A proposito di fonti non rinnovabili versus fonti rinnovabili, le ricordo, caro Libero, che per produrre in un anno la stessa energia elettrica di un solo - uno solo - reattore nucleare (che ha una sola «torre») servono in teoria 6mila - seimila - torri eoliche alte un centinaio di metri. Dico in teoria perché l’energia «pulita» e rinnovabile, sole e vento, ha due piccoli difetti. Primo: è dispersa. Per poterla sfruttare occorrono quindi spazi enormi, un numero impressionante di «impianti» (le 6mila torri di cui sopra ne sono un pallido esempio) e vaste estensioni, ettari e ettari, di pannelli fotovoltaici. Secondo: l’energia pulita è discontinua. Il vento c’è e non c’è e non ti avverte né quando viene né quando se ne va. Il sole, idem. A parte le ore notturne, durante le quali marca visita, basta una nuvola e te la saluto la fonte di energia.

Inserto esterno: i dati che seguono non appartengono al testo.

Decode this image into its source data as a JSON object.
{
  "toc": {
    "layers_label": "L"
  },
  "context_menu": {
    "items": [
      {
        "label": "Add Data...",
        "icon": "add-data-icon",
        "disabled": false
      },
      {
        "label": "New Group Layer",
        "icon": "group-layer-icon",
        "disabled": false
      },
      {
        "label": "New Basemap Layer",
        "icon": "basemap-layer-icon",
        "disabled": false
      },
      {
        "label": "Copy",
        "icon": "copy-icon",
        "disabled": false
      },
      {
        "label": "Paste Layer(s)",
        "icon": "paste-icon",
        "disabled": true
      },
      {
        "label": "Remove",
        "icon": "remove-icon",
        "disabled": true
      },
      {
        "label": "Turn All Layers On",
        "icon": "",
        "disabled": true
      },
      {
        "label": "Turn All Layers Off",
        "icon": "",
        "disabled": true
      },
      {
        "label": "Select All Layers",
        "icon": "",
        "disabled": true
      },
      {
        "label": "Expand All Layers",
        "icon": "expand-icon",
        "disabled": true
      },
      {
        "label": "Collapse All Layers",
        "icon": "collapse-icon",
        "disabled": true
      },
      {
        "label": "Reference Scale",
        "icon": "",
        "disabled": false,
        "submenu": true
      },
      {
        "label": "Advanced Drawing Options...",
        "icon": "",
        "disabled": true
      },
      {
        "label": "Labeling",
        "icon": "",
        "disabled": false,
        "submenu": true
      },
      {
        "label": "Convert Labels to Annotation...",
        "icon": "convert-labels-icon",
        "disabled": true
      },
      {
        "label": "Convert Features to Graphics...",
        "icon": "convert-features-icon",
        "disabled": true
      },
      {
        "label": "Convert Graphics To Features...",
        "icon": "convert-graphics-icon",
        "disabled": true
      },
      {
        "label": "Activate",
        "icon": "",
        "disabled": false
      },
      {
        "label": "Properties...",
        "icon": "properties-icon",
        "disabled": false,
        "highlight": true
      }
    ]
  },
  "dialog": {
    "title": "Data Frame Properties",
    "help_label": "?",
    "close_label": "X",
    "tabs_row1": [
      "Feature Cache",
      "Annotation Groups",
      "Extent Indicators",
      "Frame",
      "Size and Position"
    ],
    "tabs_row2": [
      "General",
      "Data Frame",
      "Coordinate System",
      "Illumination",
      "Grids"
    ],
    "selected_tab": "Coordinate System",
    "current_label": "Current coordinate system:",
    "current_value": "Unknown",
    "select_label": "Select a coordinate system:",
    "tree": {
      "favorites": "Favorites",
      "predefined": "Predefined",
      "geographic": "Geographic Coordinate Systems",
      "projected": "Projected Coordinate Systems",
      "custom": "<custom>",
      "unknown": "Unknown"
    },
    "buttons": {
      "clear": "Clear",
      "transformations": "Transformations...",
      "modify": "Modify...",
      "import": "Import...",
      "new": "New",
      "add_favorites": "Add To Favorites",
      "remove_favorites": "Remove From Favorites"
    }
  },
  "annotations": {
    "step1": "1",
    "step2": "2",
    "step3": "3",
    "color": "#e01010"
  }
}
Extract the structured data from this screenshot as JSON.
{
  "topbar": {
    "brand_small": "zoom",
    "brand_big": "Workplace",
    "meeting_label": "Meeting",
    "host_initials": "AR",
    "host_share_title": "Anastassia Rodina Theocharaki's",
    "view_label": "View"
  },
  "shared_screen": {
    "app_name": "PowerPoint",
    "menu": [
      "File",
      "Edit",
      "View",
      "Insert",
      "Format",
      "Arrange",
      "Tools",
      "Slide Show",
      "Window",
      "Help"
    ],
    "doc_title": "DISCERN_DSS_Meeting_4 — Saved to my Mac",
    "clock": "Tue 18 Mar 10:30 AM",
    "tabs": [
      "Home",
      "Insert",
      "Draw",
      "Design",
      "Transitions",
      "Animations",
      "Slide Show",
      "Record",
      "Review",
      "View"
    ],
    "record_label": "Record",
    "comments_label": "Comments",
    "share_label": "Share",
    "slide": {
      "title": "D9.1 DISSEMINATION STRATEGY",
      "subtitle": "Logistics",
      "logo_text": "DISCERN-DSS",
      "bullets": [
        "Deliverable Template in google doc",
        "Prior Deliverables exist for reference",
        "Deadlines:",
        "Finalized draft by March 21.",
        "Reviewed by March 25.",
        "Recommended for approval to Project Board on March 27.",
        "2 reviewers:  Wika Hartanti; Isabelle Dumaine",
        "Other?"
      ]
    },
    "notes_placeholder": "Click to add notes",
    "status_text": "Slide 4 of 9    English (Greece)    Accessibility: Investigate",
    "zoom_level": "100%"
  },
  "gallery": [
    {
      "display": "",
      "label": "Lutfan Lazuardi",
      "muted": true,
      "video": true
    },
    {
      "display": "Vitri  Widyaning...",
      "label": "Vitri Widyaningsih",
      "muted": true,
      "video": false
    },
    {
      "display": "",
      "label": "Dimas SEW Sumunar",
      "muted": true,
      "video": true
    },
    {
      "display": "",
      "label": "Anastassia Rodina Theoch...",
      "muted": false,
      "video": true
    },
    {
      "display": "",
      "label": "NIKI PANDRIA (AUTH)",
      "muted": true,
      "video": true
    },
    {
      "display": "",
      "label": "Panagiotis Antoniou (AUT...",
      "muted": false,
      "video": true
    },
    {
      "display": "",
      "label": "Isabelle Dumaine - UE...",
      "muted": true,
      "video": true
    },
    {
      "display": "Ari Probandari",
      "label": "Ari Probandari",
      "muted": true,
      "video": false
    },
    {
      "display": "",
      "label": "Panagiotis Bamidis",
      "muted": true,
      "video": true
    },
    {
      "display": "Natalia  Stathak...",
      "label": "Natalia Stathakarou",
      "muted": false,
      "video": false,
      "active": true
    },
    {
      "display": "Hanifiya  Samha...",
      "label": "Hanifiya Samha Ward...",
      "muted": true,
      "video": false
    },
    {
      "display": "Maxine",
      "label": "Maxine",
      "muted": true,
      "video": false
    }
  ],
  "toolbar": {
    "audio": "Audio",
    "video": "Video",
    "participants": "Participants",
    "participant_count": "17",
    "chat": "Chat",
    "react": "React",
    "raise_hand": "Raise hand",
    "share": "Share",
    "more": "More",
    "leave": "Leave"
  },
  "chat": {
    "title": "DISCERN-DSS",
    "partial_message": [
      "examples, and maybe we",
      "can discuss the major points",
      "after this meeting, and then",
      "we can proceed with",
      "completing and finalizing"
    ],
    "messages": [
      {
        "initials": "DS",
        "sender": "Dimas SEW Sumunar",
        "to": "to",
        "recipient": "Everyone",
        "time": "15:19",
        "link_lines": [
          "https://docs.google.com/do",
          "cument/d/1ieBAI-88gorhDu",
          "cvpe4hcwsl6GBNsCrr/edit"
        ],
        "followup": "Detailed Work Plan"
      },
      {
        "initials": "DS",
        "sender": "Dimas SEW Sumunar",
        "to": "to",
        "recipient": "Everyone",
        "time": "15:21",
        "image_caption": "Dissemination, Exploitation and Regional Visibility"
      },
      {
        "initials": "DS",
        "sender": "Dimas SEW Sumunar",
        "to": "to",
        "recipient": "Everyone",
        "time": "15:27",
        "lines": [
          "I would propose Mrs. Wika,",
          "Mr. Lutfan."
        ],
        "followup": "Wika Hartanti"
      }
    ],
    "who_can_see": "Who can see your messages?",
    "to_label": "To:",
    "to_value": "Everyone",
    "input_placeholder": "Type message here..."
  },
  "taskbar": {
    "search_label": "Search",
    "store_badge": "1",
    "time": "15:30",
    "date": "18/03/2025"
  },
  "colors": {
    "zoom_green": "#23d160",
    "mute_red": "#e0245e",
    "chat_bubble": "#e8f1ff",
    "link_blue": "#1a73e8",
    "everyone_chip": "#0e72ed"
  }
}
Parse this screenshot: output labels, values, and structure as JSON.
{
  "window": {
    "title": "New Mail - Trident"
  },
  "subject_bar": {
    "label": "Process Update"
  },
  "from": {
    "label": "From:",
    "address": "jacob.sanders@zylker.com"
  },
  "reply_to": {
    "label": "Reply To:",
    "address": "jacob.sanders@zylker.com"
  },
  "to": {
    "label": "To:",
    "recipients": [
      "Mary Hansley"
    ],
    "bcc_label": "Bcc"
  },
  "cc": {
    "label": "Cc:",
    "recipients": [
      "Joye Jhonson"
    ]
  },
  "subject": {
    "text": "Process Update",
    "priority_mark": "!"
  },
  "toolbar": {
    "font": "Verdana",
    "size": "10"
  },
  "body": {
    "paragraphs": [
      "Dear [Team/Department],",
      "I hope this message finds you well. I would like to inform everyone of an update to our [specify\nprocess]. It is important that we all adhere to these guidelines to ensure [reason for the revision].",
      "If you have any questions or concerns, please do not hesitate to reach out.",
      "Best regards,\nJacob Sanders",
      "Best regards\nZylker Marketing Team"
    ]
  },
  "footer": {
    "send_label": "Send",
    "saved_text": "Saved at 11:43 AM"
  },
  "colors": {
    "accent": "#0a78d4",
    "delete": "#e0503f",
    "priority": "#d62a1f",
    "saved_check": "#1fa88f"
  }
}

Questi difettucci si traducono in costi, che risultano ovviamente elevatissimi. Ma voi ambientalisti dalla linea dura, due calcoli li avete fatti? No? Ve li faccio io (saccheggiandoli da uno studio del professor Franco Battaglia, non un generico «esperto», non un amateur, bensì un docente universitario di chimica ambientale): per produrre un gigawatt elettrico, che rappresenterebbe un quarantesimo del nostro fabbisogno, toccherebbe spendere 60 miliardi di eurucci in pannelli fotovoltaici (e non parlo dei chilometri quadrati dove metterli a dimora). Mentre per un reattore nucleare della stessa potenza e dell’ultima generazione ce la caveremmo con due miliardi.

Con questa ulteriore differenza: il reattore produrrebbe energia in continuità. I pannelli solo quando il sole picchia (per cui, quando non picchia, l’energia andrebbe attinta da un’altra fonte. Ad esempio da una centrale nucleare).